Le scénario consensuel de conjoncture idéale bénéficie aux actifs risqués mais avec un regain potentiel de volatilité.

Une allocation 2018 à sens unique
(Fotolia)

Copier-coller. Après une année marquée par une accélération surprise et synchrone de la croissance économique mondiale, une inflation sage et des volatilités historiquement basses, les investisseurs ne s’attendent pas à autre chose l’an prochain : une poursuite du goldilock. Pour la première partie de 2018 en tout cas. « C’est rare de commencer une année avec une visibilité aussi bonne », estime Warin Buntrock, directeur adjoint des gestions chez BFT IM. Avec, pour conséquence, des portefeuilles très consensuels. « Les fondamentaux macro et micro sont un soutien aux actifs risqués », affirme Gaëlle Mallejac, directrice des gestions actives chez Groupama AM. Actions européennes, japonaises, émergentes et dette émergente constituent le gros des portefeuilles.

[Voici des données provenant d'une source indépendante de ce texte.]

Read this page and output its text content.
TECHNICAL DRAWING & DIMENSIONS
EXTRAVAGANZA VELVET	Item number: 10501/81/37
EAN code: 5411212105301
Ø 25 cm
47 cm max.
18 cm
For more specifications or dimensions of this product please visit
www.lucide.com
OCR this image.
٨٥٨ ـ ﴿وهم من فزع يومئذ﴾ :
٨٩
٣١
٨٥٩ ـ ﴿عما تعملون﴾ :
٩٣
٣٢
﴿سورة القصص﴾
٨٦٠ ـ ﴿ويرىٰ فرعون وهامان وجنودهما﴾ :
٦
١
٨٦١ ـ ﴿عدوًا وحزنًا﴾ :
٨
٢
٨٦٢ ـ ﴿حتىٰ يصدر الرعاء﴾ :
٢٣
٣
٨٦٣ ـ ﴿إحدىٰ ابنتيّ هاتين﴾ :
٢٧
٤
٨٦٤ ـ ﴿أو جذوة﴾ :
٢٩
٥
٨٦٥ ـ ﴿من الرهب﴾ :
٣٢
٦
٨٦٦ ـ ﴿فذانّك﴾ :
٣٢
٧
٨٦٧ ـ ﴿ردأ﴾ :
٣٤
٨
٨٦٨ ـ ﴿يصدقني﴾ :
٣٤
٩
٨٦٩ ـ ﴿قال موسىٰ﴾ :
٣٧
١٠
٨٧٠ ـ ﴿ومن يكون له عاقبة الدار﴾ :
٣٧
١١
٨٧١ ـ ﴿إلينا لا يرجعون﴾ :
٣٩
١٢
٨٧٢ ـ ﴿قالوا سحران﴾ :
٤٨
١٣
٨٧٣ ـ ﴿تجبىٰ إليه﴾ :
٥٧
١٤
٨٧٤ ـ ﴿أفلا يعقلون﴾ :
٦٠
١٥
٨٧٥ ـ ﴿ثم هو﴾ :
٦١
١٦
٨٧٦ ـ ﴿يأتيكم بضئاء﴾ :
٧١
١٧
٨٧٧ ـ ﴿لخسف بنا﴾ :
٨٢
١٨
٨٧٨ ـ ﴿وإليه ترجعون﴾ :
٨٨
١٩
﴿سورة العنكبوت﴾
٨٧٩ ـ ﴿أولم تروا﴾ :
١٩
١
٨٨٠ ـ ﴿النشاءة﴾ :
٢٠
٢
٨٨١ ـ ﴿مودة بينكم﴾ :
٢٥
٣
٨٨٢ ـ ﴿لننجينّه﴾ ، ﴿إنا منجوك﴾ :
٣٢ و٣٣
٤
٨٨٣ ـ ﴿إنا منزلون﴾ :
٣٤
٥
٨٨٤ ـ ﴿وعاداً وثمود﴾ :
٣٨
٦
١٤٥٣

La croissance mondiale devrait culminer à 3,8 % en 2017, selon UBS. Cette dynamique synchrone devrait se poursuivre en 2018, si l’on en croit les indicateurs de confiance des ménages et des entreprises. « En zone euro, tous les indicateurs sont au plus haut depuis 10 ans », se réjouit Vincent Juvyns, stratégiste chez JPMorgan AM. Le chemin est bien balisé du côté des banques centrales. La Fed va poursuivre la normalisation de sa politique monétaire en réduisant la taille de son bilan et en augmentant le taux cible des Fed funds au moins trois fois, tandis que la Banque centrale européenne (BCE) va diminuer ses rachats d’actifs à partir de janvier. Economistes, stratégistes, gérants, d’aucuns s’attendent à ce que cette normalisation se poursuive de façon très graduelle de peur de casser la reprise et faute d’inflation. Les taux longs devraient augmenter progressivement.

Positionnement actions

Le contexte reste particulièrement favorable aux actions, avec une préférence pour les places européennes et le Japon. Les marchés européens devraient poursuivre leur appréciation, grâce à la réduction progressive de la prime de risque politique et aux perspectives économiques et de bénéfices. « En 2017, la croissance bénéficiaire n’a pas été revue en baisse pour la première fois depuis des années. Et les entreprises ont délivré. L’année 2018 devrait rester soutenue concernant les résultats », observe Françoise Rochette, responsable de l’allocation d’actifs chez Mandarine Gestion. Les analystes anticipent une nouvelle croissance des bénéfices de 9 %. En revanche, la gérante se montre prudente sur Wall Street, d’autant que les actions américaines, qui sont très bien valorisées, intègrent désormais en grande partie la réforme fiscale. Des valorisations élevées sur tous les marchés qui se justifient par le niveau bas des taux. « Les valorisations sont chères, reconnaît Warin Buntrock. Mais si les taux ne progressent que lentement de même que l’inflation, nous attendons une progression en ligne avec celle des résultats. »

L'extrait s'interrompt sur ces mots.